The most common travel related illnesses are gastro-intestinal infections mainly due to untreated water and poorly prepared food, a common occurrence in all countries.
If you experience the following, visit a health care professional immediately:
- High fever (greater than 38.9°C / 102°F) accompanied by shaking chills, headaches, stiff neck, abdominal pain, muscle and joint pain, skin rash, yellow skin or eyes and / or bloody diarrhea.
- Breathing difficulties and / or numbness and tingling in the extremities and around the mouth.
- Animal bites from dogs, monkeys, bats, and other potentially rabid animals. Thoroughly clean with water and soap, and seek immediate medical attention.
- Injuries from motor vehicle accidents and trauma such as falling, tripping, slipping, and near drowning.
Post-trip follow-up is usually overlooked by many travellers, but it could prevent future health complications and even save your life.

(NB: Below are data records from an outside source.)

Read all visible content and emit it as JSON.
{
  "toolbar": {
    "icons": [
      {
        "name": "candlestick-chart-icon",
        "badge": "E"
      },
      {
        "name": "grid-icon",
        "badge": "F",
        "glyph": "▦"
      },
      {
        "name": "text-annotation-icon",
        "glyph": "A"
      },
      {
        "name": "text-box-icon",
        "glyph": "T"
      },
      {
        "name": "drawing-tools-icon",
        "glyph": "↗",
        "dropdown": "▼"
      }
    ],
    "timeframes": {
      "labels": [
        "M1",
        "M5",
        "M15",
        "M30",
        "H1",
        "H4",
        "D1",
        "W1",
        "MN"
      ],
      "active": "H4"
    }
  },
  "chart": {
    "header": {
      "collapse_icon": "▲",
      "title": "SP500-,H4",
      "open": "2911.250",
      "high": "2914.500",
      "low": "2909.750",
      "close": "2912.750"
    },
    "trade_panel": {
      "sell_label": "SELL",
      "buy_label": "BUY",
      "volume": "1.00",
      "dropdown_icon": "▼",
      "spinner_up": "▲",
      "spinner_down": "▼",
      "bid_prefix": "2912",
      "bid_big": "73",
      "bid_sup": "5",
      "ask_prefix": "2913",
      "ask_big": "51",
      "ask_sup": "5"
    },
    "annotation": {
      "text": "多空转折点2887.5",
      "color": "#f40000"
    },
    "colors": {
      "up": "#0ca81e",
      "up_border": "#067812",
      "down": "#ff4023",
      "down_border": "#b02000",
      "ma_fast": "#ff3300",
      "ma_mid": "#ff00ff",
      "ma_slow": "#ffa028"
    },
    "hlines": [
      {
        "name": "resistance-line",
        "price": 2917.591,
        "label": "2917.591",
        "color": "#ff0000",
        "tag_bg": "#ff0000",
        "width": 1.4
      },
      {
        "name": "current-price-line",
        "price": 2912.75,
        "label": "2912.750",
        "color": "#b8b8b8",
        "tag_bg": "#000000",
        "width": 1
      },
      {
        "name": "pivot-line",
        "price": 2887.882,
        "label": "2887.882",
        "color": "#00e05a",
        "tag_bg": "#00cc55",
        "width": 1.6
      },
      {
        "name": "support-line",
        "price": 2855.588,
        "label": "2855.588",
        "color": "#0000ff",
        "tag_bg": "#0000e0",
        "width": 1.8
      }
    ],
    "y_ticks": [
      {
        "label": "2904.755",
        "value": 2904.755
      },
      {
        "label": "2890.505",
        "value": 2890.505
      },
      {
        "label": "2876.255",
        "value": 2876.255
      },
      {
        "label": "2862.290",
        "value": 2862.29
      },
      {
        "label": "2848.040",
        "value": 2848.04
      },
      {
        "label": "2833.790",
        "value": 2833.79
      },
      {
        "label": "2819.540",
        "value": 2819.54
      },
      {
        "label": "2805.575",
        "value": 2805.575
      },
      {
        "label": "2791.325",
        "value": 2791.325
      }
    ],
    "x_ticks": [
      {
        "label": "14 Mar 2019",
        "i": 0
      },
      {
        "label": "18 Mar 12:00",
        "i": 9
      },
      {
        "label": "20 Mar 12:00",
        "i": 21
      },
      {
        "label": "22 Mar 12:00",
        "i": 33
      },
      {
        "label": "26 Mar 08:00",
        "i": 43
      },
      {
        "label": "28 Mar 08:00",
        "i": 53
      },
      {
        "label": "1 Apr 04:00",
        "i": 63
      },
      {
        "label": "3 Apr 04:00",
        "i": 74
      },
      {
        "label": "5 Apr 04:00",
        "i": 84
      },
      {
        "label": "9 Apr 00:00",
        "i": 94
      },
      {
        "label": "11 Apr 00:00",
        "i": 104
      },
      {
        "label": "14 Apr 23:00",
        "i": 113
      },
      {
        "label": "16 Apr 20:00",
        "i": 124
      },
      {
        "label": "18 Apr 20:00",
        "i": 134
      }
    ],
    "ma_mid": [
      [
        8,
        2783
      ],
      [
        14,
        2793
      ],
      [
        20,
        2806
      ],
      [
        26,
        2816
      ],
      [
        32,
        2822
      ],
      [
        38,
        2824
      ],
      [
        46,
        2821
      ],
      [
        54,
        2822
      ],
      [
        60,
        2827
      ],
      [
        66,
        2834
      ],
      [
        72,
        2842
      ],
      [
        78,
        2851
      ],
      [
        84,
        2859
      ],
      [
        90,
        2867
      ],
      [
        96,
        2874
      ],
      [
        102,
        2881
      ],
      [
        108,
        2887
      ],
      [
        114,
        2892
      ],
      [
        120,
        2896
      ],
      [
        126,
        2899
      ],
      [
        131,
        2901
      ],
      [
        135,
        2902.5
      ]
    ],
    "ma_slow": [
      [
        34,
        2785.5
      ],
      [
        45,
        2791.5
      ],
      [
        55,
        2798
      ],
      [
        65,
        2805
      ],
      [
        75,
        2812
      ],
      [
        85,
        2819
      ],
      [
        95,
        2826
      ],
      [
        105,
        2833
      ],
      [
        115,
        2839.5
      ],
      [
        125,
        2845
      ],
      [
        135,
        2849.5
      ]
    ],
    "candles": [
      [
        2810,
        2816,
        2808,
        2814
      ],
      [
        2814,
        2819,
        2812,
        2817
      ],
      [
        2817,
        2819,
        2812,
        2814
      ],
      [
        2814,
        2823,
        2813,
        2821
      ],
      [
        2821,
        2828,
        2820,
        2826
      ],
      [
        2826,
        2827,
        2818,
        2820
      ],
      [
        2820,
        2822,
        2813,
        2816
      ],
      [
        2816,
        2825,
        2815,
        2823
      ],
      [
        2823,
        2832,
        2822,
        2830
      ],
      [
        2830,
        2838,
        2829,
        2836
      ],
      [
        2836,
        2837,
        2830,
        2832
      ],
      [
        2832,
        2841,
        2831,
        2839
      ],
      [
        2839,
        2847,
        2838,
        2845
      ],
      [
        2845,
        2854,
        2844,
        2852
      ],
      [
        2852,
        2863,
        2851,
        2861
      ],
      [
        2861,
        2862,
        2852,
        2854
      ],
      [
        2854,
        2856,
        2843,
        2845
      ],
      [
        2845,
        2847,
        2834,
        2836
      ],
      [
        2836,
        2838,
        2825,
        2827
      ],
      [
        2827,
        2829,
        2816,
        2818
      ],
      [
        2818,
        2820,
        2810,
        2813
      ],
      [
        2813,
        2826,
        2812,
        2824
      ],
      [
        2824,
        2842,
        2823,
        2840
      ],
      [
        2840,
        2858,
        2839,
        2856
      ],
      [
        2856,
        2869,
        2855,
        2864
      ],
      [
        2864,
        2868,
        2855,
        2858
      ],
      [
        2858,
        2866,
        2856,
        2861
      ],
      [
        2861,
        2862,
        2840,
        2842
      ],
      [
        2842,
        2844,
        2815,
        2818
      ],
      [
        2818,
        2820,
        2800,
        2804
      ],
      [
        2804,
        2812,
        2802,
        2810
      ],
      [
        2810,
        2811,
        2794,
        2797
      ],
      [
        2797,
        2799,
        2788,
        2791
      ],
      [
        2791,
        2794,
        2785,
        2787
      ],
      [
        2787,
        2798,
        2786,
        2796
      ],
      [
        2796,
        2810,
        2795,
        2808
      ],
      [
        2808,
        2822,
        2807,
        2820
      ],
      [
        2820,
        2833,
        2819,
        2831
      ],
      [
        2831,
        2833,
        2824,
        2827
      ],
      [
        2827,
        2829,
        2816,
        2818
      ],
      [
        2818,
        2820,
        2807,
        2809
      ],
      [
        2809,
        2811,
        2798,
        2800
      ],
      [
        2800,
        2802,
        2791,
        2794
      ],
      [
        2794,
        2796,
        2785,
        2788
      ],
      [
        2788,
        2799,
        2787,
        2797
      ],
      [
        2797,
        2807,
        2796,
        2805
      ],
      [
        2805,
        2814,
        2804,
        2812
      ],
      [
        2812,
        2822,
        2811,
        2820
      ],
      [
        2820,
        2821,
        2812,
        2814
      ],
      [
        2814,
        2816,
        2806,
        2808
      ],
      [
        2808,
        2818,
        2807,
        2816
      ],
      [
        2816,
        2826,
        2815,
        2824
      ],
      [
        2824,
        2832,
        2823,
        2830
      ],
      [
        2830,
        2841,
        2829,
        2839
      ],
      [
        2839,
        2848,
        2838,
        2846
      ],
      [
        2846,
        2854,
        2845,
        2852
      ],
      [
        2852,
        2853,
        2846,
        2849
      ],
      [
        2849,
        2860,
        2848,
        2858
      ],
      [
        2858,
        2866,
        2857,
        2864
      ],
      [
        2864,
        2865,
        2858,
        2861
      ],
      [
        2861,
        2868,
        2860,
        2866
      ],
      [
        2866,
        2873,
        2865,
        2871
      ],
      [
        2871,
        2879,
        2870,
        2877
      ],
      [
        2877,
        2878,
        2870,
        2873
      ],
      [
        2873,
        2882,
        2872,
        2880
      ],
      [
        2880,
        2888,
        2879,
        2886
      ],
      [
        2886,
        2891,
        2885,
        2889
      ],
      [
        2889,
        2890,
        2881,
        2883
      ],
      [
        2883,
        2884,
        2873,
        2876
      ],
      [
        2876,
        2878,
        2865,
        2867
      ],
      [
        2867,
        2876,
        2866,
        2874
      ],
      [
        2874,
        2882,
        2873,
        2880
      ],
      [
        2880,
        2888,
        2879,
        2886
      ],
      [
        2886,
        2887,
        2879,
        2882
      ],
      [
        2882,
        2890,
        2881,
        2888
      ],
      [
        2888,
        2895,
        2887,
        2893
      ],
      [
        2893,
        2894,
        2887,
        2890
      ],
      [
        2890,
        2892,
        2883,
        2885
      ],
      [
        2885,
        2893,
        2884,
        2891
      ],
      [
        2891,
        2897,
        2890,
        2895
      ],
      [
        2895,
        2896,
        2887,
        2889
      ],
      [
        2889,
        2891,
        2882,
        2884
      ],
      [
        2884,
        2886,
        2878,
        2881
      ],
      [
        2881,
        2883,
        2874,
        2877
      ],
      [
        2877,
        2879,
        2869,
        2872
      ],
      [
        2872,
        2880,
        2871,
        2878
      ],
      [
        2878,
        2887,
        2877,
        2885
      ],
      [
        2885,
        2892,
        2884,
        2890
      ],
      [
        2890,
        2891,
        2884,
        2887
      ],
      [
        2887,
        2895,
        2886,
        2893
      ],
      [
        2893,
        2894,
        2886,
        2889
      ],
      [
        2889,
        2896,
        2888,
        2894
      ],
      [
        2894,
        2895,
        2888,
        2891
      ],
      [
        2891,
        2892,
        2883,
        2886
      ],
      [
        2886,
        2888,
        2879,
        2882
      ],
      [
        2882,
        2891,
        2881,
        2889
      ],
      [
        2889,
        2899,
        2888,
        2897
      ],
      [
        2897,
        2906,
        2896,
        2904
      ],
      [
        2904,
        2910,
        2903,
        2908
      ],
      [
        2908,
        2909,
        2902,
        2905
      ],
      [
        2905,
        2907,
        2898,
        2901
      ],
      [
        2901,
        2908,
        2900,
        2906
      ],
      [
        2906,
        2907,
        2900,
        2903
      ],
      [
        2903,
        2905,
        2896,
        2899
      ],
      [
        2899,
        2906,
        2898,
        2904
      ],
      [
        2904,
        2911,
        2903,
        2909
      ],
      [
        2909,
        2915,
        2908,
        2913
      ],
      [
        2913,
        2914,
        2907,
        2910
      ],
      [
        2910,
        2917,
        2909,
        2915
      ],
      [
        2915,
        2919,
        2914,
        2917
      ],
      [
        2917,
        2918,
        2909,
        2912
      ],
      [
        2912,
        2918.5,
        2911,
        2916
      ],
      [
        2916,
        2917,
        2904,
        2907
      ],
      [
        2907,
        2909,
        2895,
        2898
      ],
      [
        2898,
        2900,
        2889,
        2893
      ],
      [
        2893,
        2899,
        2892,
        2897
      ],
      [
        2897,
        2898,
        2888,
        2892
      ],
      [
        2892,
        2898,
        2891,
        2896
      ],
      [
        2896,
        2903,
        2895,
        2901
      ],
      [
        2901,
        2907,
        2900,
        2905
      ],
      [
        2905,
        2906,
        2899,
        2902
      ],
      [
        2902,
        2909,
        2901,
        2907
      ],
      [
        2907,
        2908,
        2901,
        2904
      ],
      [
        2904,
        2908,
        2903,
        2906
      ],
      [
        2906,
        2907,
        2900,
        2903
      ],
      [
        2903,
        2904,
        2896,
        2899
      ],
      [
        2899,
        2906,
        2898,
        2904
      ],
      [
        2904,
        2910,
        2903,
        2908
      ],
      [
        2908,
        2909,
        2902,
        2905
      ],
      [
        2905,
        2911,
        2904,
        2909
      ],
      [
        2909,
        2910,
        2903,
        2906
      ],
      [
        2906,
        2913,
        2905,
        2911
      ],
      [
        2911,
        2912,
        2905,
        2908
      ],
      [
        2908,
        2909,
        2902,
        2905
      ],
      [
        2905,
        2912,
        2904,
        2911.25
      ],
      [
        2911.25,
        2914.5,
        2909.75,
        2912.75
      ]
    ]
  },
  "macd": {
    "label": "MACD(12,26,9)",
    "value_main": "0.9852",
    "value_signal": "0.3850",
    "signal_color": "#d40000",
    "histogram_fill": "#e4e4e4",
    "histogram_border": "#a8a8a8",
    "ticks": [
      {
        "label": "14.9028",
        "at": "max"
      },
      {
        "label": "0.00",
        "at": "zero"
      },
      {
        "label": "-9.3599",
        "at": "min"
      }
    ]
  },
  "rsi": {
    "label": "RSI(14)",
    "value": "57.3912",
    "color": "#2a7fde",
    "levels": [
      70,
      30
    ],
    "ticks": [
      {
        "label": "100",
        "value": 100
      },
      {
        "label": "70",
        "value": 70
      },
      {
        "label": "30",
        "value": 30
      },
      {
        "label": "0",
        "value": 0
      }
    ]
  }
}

A visit to your health care provider is needed if you experience the following symptoms upon your return:
- High fever (greater than 38.9°C / 102°F) - up to three weeks after coming home - accompanied by shaking chills, headaches, stiff neck, abdominal pain, muscle and joint pain, skin rash, yellow skin or eyes and / or bloody diarrhea.
- Diarrhea and digestive problems that last more than one week.
- Persistent cough and shortness of breath.
- Swollen glands or skin lesions that enlarge, are painful or ulcerate.
- If you were bitten by an animal, report it to your health care provider even if you received treatment abroad in case further medical attention is recommended.